ULTIMA ETAPA –
24H – PARAIBUNA – MARESIAS – 180Km
Esta corrida
pra mim foi muito especial, venho de uma lesão nos dois
calcanhares e estava parado haviam
dois meses e meio sem correr, tive que ficar parado para
descansar. Muito encanado, entrei na prova com um pouco de
insegurança, não sabia se ia piorar ou não e achava que talvez
não estivesse preparado para voltar em uma corrida tão dura
assim, mas não tinha jeito. Tive que correr, apesar de ser a
ultima etapa de um circuito que não participamos no ano passado
era importante para dar inicio ao ano e entrar em ritmo de
prova.
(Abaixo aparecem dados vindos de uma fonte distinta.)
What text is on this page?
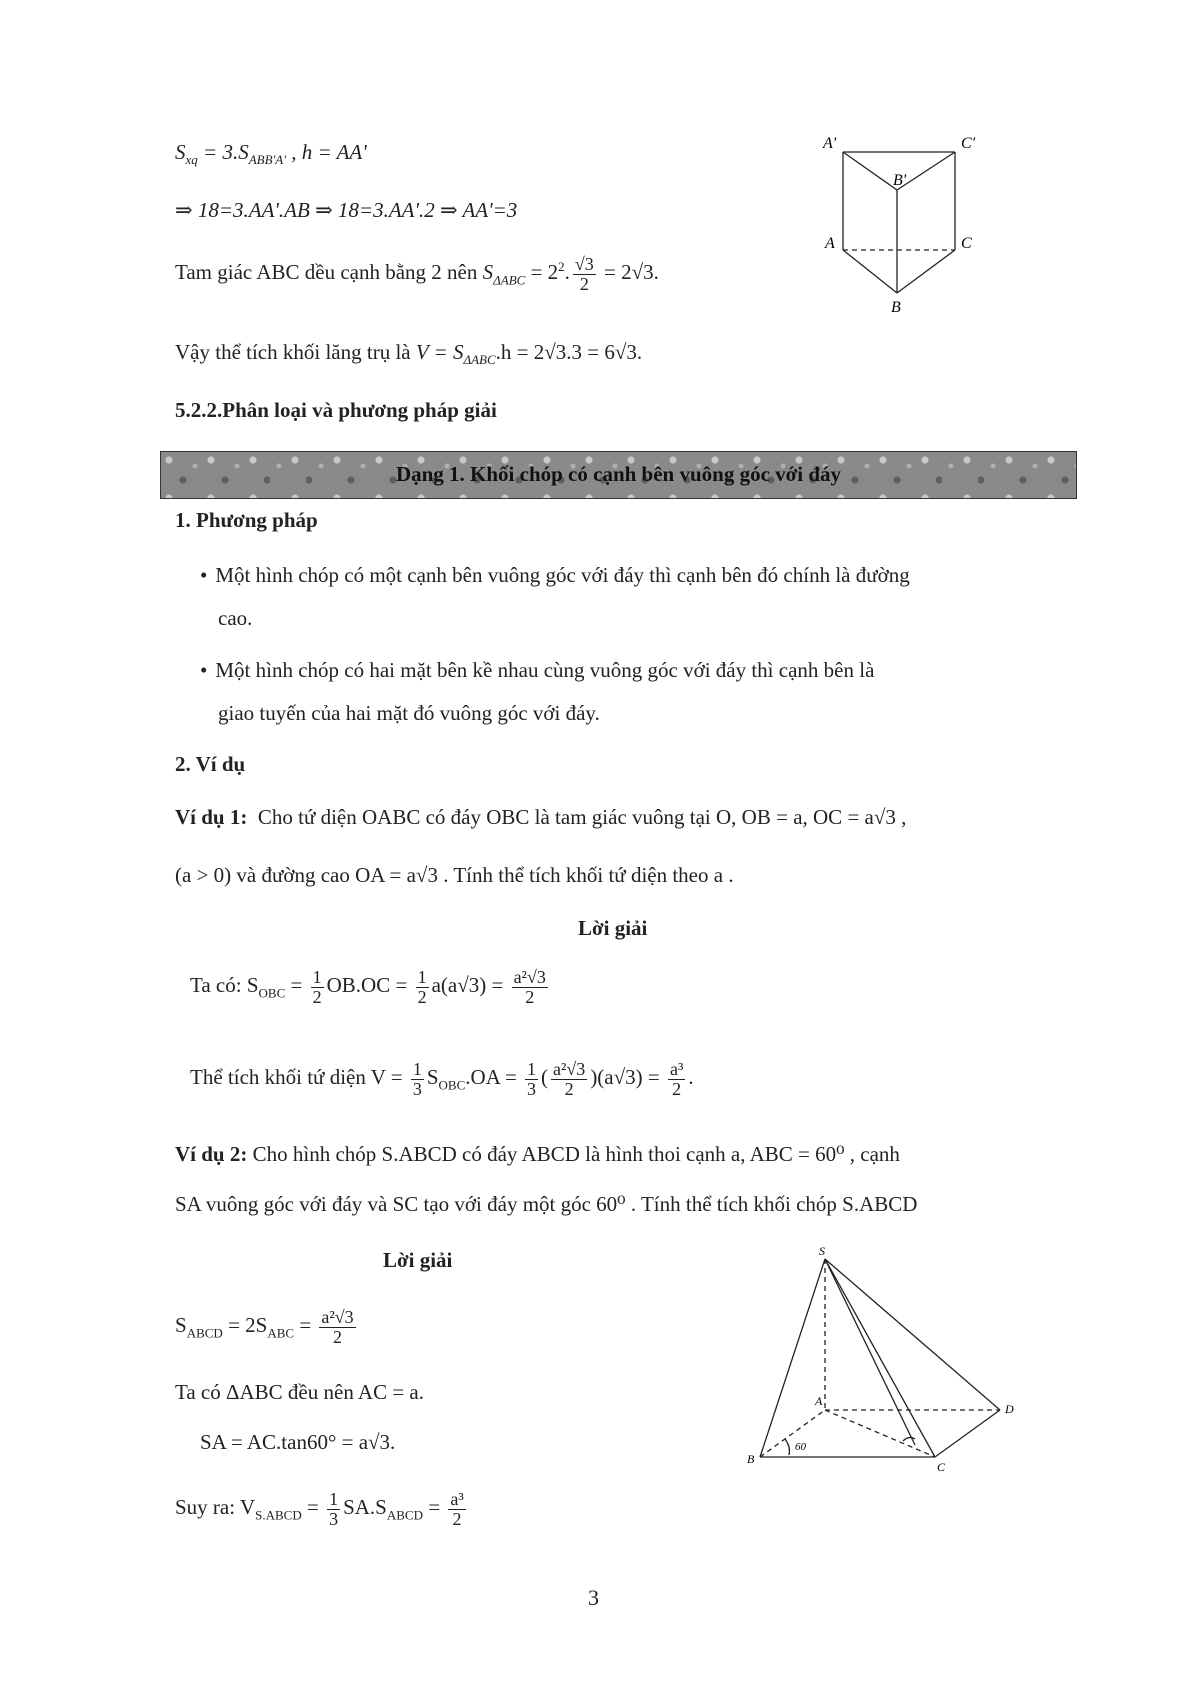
$S_{xq} = 3.S_{ABB'A'}$ , h = AA'
⇒ 18=3.AA'.AB ⇒ 18=3.AA'.2 ⇒ AA'=3
Tam giác ABC dều cạnh bằng 2 nên $S_{\Delta ABC} = 2^2$. $\frac{√3}{2} = 2√3$.
Vậy thể tích khối lăng trụ là $V = S_{\Delta ABC}.h = 2√3.3 = 6√3$.
A'	C'
B'
A	C
B
5.2.2.Phân loại và phương pháp giải
Dạng 1. Khối chóp có cạnh bên vuông góc với đáy
1. Phương pháp
• Một hình chóp có một cạnh bên vuông góc với đáy thì cạnh bên đó chính là đường
cao.
• Một hình chóp có hai mặt bên kề nhau cùng vuông góc với đáy thì cạnh bên là
giao tuyến của hai mặt đó vuông góc với đáy.
2. Ví dụ
Ví dụ 1: Cho tứ diện OABC có đáy OBC là tam giác vuông tại O, OB = a, OC = a√3 ,
(a > 0) và đường cao OA = a√3 . Tính thể tích khối tứ diện theo a .
Lời giải
Ta có: $S_{OBC} = \frac{1}{2} OB.OC = \frac{1}{2} a(a√3) = \frac{\text{a²√3}}{2}$
Thể tích khối tứ diện $V = \frac{1}{3} S_{OBC}.OA = \frac{1}{3}$ ( $\frac{\text{a²√3}}{2} )(a√3) = \frac{\text{a³}}{2}$ .
Ví dụ 2: Cho hình chóp S.ABCD có đáy ABCD là hình thoi cạnh a, ABC = 60⁰ , cạnh
SA vuông góc với đáy và SC tạo với đáy một góc 60⁰ . Tính thể tích khối chóp S.ABCD
Lời giải
$S_{ABCD} = 2S_{ABC} = \frac{\text{a²√3}}{2}$
Ta có ΔABC đều nên AC = a.
SA = AC.tan60° = a√3.
Suy ra: $V_{S.ABCD} = \frac{1}{3} SA.S_{ABCD} = \frac{\text{a³}}{2}$
S
B
C
D
A
60
3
Então vamos ao que interessa:
Largada as
4:30 da manhã de sexta para sábado, pela primeira vez teve três
baterias de largada em uma prova de aventura e largamos na
primeira, fizemos o melhor tempo na seção de verticais no
shopping market
place na sexta a tarde nos
dando este direito. A largada foi uma corrida de uns 6 km para
chegar a um remo de aproximadamente 23km, fizemos 04:30h
de remo sem parar.

Saímos
da água em terceiro com uma diferença de 3 min para o primeiro,
isso era aproximadamente 10:00h da
manhã. Saímos então para um trekking
de uns 18km e logo no PC4 estávamos
em segundo.

Do
PC4 para o PC5
fizemos uma opção de navegação para cortar caminho e nos demos
mal, pegamos a bike em quinto lugar.
Começamos então a ter que fazer muita força para recuperar! Eram
uns 30 km de muita lama, subida e trechos bem técnicos.Chegamos
então nas verticais, no meio da bike
em terceiro, enquanto o Rafa e o
Vitor faziam um treking de 2km para
ir e 2km para voltar eu e a Dri
arrumávamos equipamentos e dávamos uma descansada.

Saímos
então para ultima bike, 55km,
estrada da Petrobrás. Um pedal muito duro, com chuva e lama
então ainda pior, era estimado aproximadamente 6h de pedal. No
PC 10 estávamos a 10min dos lideres, neste momento eu não estava
muito bem, estava meio lento, acho que meu psicológico deu uma
caída e eu demorei umas duas horas para voltar no pique de novo,
nesta hora o Rafa me ajudou muito,
empurrando e conversando. Retomada as forças começamos a fazer
força, voltar a recuperar eram muitos
downhills, neste momento eu já estava sem freios e em um
downhill tomei um mega
tombo, voei por cima da
bike e cai de cabeça, pensei que
tinha quebrado a costela, mas estava tudo bem, só um pouco
dolorido. Quando chegamos a Petrobrás, faltavam 12km para o PC a
bike do Rafa
quebrou, perdeu um pedal e quebrou o QUADRO!

Tentamos de
tudo, pedalei na bike quebrada, ele
andou tipo patinete, mas acabou
chegando no PC correndo e empurrando a bike
a 15 min dos lideres. Insano, isso era 21:30hs.

Como a chuva
não parava desde a largada o percurso da corrida foi alterado.
O treking que
chegaria em Guaecá para depois irmos
remando até Maresias foi trocado por um
treking até Maresias,
aproximadamente 6h de treking. Este
treking chegava em Boiçucanga
e depois íamos pelo oleoduto até Maresias. Este
treking pra gente foi muito
estranho, vínhamos em terceiro e no meio do
treking que era bem complicado vimos umas
6 luzes meio perdidas, imediatamente
deitamos no chão e nos escondemos, fizemos um pedaço da trilha
no escuro para despistar e achávamos que estávamos pelo menos em
segundo lugar, quando chegamos em
Boiçucanga
nos falaram que as duas equipes haviam passado e ai ficamos sem
entender pois havíamos passado as luzes e elas foram em sentido
contrário ao nosso, foi ai que descobrimos que era staff que
estava colocando a equipe perdida na trilha. Assim é complicado
e desmotivador. Fizemos o ultimo
treking até Maresias bem desanimados
e chegamos as 4:20hs de domingo.
Provinha dura viu! Quanto aos calcanhares eles estão bem, doeu
tudo, até a alma, menos eles. Mas valeu a pena..!!!!